For a study, researchers sought to assess the added diagnostic value of prenatal exome sequencing compared to chromosomal microarray or G-banding karyotype in fetuses presenting with either intrauterine growth restriction related to placental insufficiency or short, long bones, both in isolated and nonisolated cases for each scenario.
A systematic search was conducted in MEDLINE, Embase, Web of Science, and Cochrane, from January 2010 to April 10, 2022, to identify relevant citations. Additionally, bibliographies and in-house data were included in the analysis. No restrictions were applied regarding language or publication date. Prospective or retrospective cohort studies and case series were eligible for inclusion if they met the following criteria: included more than 5 cases of fetuses with short, long bones and/or intrauterine growth restriction undergoing prenatal sequencing, with a clearly defined phenotype and assessment of placental function; prenatal genetic testing was based solely on the phenotype observed during pregnancy; chromosomal microarray or karyotype results were nondiagnostic; and genetic testing results were known.

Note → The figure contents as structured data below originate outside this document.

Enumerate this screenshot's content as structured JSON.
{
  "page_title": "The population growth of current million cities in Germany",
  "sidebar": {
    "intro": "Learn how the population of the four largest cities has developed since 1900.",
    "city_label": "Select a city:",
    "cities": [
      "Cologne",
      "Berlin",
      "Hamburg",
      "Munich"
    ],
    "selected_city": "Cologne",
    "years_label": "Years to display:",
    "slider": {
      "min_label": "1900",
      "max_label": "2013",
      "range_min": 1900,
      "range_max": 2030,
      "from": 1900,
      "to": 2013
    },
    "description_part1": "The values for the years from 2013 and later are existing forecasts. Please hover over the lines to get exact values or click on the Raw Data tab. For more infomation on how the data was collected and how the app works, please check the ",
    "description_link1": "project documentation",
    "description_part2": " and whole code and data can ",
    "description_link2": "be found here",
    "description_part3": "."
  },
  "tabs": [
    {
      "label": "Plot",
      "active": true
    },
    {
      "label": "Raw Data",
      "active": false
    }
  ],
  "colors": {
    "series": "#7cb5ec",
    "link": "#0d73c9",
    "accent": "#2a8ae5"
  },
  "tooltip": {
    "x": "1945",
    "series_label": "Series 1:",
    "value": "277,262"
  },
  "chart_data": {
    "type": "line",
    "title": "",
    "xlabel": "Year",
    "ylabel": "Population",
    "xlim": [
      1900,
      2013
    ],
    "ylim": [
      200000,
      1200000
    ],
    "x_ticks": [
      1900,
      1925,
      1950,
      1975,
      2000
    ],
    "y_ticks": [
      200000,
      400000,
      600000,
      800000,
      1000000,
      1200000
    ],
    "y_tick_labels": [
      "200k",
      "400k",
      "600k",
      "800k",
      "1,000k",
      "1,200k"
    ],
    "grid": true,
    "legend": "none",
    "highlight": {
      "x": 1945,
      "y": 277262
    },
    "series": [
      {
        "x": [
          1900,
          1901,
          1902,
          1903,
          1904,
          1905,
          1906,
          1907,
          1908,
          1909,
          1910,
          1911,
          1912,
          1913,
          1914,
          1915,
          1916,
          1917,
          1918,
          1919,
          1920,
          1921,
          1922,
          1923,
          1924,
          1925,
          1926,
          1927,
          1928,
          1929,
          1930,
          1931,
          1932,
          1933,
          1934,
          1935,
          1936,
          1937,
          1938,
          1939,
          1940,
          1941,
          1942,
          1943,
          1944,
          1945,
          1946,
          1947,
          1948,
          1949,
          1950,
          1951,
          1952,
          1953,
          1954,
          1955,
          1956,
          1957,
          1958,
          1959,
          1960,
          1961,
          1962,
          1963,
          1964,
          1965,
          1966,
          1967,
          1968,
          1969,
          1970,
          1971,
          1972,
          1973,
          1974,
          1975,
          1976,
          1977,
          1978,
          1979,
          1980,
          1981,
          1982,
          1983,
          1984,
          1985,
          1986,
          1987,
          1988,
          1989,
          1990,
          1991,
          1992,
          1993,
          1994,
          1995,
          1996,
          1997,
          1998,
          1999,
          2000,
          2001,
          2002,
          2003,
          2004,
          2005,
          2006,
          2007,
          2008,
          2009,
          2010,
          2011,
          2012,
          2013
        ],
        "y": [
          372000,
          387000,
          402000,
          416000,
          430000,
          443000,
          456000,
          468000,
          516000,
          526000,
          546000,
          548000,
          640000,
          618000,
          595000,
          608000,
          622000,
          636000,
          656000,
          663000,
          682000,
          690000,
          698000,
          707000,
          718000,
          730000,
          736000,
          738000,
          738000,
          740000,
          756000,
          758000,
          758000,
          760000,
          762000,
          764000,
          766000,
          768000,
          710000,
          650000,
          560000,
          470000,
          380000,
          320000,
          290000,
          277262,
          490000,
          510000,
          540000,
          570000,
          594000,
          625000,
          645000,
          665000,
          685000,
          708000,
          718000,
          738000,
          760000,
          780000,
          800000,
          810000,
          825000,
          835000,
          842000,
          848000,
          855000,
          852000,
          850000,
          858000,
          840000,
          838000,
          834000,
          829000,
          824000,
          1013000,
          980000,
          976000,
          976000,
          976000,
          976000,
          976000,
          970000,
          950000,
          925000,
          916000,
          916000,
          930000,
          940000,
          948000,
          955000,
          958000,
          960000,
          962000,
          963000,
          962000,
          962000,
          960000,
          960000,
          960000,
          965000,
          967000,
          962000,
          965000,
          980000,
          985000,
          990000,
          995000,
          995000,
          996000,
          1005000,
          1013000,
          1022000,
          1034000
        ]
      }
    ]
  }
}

The incremental yield of prenatal sequencing was calculated for each study, and a pooled estimate was obtained for the specific groups mentioned using a random-effects model. Forest plots with 95% CI were used to visualize the results. Heterogeneity among studies was assessed using Higgins’ I2 statistic, and potential publication bias was examined through funnel plots. The quality of included studies was evaluated based on modified Standards for Reporting of Diagnostic Accuracy criteria, and the review protocol was registered with the International Prospective Register of Systematic Reviews.

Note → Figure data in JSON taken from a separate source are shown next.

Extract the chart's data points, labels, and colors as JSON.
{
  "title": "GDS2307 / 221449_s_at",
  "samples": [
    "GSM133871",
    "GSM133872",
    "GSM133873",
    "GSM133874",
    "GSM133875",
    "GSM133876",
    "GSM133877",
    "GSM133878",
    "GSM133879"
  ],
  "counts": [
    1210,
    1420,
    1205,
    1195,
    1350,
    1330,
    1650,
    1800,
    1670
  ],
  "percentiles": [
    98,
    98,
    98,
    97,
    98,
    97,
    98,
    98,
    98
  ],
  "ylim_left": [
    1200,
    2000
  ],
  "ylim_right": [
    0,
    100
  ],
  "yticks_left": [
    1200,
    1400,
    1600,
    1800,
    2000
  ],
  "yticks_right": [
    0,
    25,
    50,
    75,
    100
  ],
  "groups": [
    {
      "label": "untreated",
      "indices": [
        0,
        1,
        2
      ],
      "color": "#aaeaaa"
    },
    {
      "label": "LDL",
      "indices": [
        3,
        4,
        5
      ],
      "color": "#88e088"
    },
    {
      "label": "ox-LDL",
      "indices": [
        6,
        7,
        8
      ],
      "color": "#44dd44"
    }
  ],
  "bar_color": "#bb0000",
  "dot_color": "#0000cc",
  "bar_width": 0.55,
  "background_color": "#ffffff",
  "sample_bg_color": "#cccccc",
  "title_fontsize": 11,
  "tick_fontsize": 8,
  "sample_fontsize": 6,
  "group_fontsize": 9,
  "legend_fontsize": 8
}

A total of 19 studies, comprising 452 cases, were included in the analysis. The apparent incremental yields of prenatal sequencing were as follows: 4% (95% CI: -5.0 to 12; I2 =0%) in cases of isolated intrauterine growth restriction with evidence of placental insufficiency, 30% (95% CI: 13-47; I2 =1%) in cases of intrauterine growth restriction with additional structural anomalies, 48% (95% CI: 26-70; I2 =73%) in cases of isolated short long bones, and 68% (95% CI: 58-77; I2 =51%) in cases of short long bones with additional skeletal anomalies. Among the 37 cases of short long bones with a diagnosed condition, 32 were associated with skeletal dysplasia, with thanatophoric dysplasia and osteogenesis imperfecta being the most common conditions (both occurring in 21.6% of cases [n=8/37]).
Osteogenesis imperfecta was the most frequently observed diagnosis (28% [n=57/204]) in short, long bones with additional skeletal features. Among documented cases, 75.4% (n=150) exhibited de novo inheritance patterns.

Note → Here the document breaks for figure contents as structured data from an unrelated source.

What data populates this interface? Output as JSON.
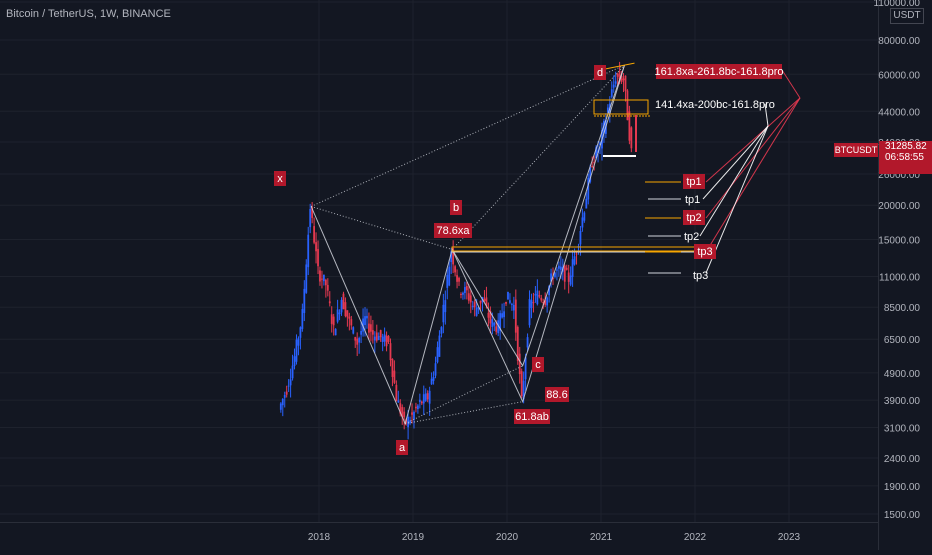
{
  "header": {
    "title": "Bitcoin / TetherUS, 1W, BINANCE"
  },
  "price_axis": {
    "currency": "USDT",
    "ticks": [
      "110000.00",
      "80000.00",
      "60000.00",
      "44000.00",
      "34000.00",
      "26000.00",
      "20000.00",
      "15000.00",
      "11000.00",
      "8500.00",
      "6500.00",
      "4900.00",
      "3900.00",
      "3100.00",
      "2400.00",
      "1900.00",
      "1500.00"
    ]
  },
  "time_axis": {
    "ticks": [
      "2018",
      "2019",
      "2020",
      "2021",
      "2022",
      "2023"
    ]
  },
  "current_price": {
    "symbol": "BTCUSDT",
    "price": "31285.82",
    "countdown": "06:58:55"
  },
  "colors": {
    "background": "#131722",
    "up": "#2962ff",
    "down": "#e53950",
    "label_bg": "#b2182b",
    "orange": "#f7a600",
    "grid": "#1e222d"
  },
  "pattern_points": {
    "x": "x",
    "a": "a",
    "b": "b",
    "c": "c",
    "d": "d",
    "b_ratio": "78.6xa",
    "c_ratio": "61.8ab",
    "c_ratio2": "88.6",
    "d_red_label": "161.8xa-261.8bc-161.8pro",
    "d_white_label": "141.4xa-200bc-161.8pro"
  },
  "targets": {
    "red": [
      "tp1",
      "tp2",
      "tp3"
    ],
    "white": [
      "tp1",
      "tp2",
      "tp3"
    ]
  },
  "chart_data": {
    "type": "candlestick",
    "title": "Bitcoin / TetherUS, 1W, BINANCE",
    "scale": "log",
    "ylim": [
      1300,
      115000
    ],
    "xlim": [
      "2017-07",
      "2023-06"
    ],
    "x_ticks": [
      "2018",
      "2019",
      "2020",
      "2021",
      "2022",
      "2023"
    ],
    "y_ticks": [
      1500,
      1900,
      2400,
      3100,
      3900,
      4900,
      6500,
      8500,
      11000,
      15000,
      20000,
      26000,
      34000,
      44000,
      60000,
      80000,
      110000
    ],
    "price_path": [
      [
        "2017-08",
        3600
      ],
      [
        "2017-09",
        4300
      ],
      [
        "2017-10",
        5600
      ],
      [
        "2017-11",
        8000
      ],
      [
        "2017-12",
        19800
      ],
      [
        "2018-01",
        11500
      ],
      [
        "2018-02",
        10300
      ],
      [
        "2018-03",
        7000
      ],
      [
        "2018-04",
        9200
      ],
      [
        "2018-05",
        7500
      ],
      [
        "2018-06",
        6300
      ],
      [
        "2018-07",
        7700
      ],
      [
        "2018-08",
        6800
      ],
      [
        "2018-09",
        6600
      ],
      [
        "2018-10",
        6300
      ],
      [
        "2018-11",
        4000
      ],
      [
        "2018-12",
        3200
      ],
      [
        "2019-01",
        3400
      ],
      [
        "2019-02",
        3800
      ],
      [
        "2019-03",
        4000
      ],
      [
        "2019-04",
        5300
      ],
      [
        "2019-05",
        8500
      ],
      [
        "2019-06",
        13800
      ],
      [
        "2019-07",
        10000
      ],
      [
        "2019-08",
        9600
      ],
      [
        "2019-09",
        8300
      ],
      [
        "2019-10",
        9200
      ],
      [
        "2019-11",
        7500
      ],
      [
        "2019-12",
        7200
      ],
      [
        "2020-01",
        9300
      ],
      [
        "2020-02",
        8600
      ],
      [
        "2020-03",
        3850
      ],
      [
        "2020-04",
        8600
      ],
      [
        "2020-05",
        9450
      ],
      [
        "2020-06",
        9100
      ],
      [
        "2020-07",
        11300
      ],
      [
        "2020-08",
        11600
      ],
      [
        "2020-09",
        10800
      ],
      [
        "2020-10",
        13800
      ],
      [
        "2020-11",
        19700
      ],
      [
        "2020-12",
        29000
      ],
      [
        "2021-01",
        33100
      ],
      [
        "2021-02",
        45000
      ],
      [
        "2021-03",
        58800
      ],
      [
        "2021-04",
        57700
      ],
      [
        "2021-05",
        31285
      ]
    ],
    "harmonic_pattern": {
      "X": {
        "date": "2017-12",
        "price": 19800
      },
      "A": {
        "date": "2018-12",
        "price": 3200
      },
      "B": {
        "date": "2019-06",
        "price": 13800
      },
      "C": {
        "date": "2020-03",
        "price": 3850
      },
      "C_alt": {
        "date": "2020-03",
        "price": 5200
      },
      "D": {
        "date": "2021-04",
        "price": 64800
      }
    },
    "target_lines": {
      "red": [
        26000,
        20000,
        13000
      ],
      "white": [
        23000,
        16000,
        11500
      ]
    },
    "last_price": 31285.82
  }
}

Prenatal exome sequencing provides a significant incremental yield over chromosomal microarray in cases of fetuses with short long bones or multisystem intrauterine growth restriction. However, further robust studies were needed to determine the utility of fetal sequencing in cases of isolated intrauterine growth restriction with evidence of placental insufficiency, as current evidence was insufficient to support its routine use.